Title: Quaternions, octonions, and now, 16-ons and $2^n$-ons; New kinds of numbers.

Speaker: Warren D. Smith, DIMACS, Rutgers University, and Temple University Mathematics Department

Date: Friday September 13, 2002, 1:10 pm

Location: DIMACS Seminar Room, CoRE Building, Room 431A, Rutgers University.


Abstract:

The ``Cayley-Dickson process,'' starting from the real numbers, successively yields the complex numbers (dimension 2), quaternions (4), and octonions (8). Each contains all the previous ones as subalgebras. Famous Theorems, previously thought to close the book, state that these are the full set of division (or normed) algebras with $1$ over the real numbers. Their properties keep degrading: the reals are ordered and self-conjugate, but the complex numbers lose these properties; at the quaternions we lose commutativity; and at the octonions we lose associativity. If one keeps Cayley-Dickson doubling to get the 16D ``sedenions,'' zero-divisors appear.

We introduce a different doubling process which also produces the complexes, quaternions, and octonions, but keeps going to yield $2^n$-dimensional normed algebraic structures, with division, for every $n > 0$. Each contains all the previous ones as subalgebras. We'll see how these evade the Famous Impossibility Theorems.

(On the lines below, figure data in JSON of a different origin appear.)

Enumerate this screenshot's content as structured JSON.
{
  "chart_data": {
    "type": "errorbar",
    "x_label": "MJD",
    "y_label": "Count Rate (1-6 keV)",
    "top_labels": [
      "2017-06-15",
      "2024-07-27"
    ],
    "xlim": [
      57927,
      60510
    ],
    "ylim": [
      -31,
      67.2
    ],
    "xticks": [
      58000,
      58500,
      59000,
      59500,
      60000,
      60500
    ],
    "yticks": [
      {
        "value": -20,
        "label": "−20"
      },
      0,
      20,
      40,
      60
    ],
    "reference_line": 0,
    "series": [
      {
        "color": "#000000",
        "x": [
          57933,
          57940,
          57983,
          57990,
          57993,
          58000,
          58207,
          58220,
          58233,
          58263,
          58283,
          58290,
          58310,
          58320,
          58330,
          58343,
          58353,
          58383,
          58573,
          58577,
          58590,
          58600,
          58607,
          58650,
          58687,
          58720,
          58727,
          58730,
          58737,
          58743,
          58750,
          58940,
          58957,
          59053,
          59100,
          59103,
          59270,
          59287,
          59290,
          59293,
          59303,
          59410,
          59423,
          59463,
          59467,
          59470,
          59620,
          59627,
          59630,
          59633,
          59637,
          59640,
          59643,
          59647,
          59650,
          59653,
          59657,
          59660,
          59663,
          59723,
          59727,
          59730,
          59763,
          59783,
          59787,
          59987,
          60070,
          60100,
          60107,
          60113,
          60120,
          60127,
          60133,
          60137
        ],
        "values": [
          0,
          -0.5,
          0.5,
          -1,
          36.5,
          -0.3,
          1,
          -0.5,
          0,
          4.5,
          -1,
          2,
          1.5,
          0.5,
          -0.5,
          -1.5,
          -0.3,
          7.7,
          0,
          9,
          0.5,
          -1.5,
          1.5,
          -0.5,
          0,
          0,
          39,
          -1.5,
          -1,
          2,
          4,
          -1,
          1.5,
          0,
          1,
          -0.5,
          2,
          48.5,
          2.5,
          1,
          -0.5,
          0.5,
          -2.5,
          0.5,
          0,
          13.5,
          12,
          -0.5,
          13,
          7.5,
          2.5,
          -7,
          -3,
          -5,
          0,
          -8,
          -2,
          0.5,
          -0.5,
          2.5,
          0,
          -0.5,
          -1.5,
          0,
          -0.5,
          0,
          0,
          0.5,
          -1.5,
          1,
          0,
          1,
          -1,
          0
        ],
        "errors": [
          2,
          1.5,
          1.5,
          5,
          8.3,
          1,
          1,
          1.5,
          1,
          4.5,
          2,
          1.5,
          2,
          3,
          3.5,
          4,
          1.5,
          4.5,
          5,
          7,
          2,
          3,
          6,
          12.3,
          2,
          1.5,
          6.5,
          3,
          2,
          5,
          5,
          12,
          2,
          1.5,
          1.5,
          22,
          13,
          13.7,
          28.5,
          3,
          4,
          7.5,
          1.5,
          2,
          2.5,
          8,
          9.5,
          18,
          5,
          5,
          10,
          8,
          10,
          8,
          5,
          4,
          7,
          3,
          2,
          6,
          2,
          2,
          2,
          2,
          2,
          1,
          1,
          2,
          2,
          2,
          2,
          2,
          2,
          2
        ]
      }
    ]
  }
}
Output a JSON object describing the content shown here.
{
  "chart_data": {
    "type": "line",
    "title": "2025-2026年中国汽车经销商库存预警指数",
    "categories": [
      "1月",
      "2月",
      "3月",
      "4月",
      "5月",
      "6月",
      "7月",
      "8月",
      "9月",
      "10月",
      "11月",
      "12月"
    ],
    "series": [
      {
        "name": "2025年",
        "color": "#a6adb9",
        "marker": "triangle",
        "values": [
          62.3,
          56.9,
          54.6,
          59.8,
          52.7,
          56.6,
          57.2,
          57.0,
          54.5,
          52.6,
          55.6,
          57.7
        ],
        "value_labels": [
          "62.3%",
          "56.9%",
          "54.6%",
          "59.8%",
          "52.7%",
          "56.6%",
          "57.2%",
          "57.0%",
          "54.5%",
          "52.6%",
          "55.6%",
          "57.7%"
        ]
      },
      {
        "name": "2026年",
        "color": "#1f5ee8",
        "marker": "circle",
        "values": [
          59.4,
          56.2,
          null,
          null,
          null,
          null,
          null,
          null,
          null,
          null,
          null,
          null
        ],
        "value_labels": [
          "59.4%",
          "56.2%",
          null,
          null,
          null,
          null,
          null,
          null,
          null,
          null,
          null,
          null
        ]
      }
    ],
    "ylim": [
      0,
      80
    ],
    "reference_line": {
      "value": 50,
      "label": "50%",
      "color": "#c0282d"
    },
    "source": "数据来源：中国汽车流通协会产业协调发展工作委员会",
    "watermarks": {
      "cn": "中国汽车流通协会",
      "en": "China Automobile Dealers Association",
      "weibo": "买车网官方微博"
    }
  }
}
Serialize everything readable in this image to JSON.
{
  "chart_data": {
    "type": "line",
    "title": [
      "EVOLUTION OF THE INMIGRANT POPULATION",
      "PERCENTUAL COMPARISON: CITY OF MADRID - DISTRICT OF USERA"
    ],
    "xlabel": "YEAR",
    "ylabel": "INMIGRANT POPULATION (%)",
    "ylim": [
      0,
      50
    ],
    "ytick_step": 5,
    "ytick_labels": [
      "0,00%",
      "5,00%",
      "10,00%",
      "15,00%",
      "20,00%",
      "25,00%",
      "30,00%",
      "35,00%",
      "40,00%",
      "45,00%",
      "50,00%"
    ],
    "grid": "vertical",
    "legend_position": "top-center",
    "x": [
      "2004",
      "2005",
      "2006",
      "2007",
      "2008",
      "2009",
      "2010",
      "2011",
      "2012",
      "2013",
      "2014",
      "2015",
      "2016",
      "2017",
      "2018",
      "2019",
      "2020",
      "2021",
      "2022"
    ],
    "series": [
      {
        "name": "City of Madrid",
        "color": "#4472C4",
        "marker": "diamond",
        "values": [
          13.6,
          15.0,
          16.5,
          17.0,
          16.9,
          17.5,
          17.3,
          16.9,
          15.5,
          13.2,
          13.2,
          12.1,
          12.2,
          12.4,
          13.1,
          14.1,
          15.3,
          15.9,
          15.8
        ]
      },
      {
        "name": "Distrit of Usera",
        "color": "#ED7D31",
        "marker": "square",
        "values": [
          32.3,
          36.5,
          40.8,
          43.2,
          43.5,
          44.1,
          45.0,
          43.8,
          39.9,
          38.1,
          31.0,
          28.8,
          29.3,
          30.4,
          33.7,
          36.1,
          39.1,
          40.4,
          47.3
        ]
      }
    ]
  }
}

But properties continue to degrade. The 16-ons lose distributivity. The 32-ons lose the property that the solutions of generic division problems are unique.

All the $2^n$-ons have $1$ and obey numerous identities including weakened distributive and associative laws. In the case of 16-ons these weakened distributivity laws characterize them, i.e. our 16-ons are, in a sense, unique and best-possible. Our $2^n$-ons are also unique, albeit in a much weaker sense. All the $2^n$-ons support a version of the fundamental theorem of algebra. Normed algebras (rational but not nec. distributive) over the reals and complex numbers are impossible in dimensions other than powers of 2.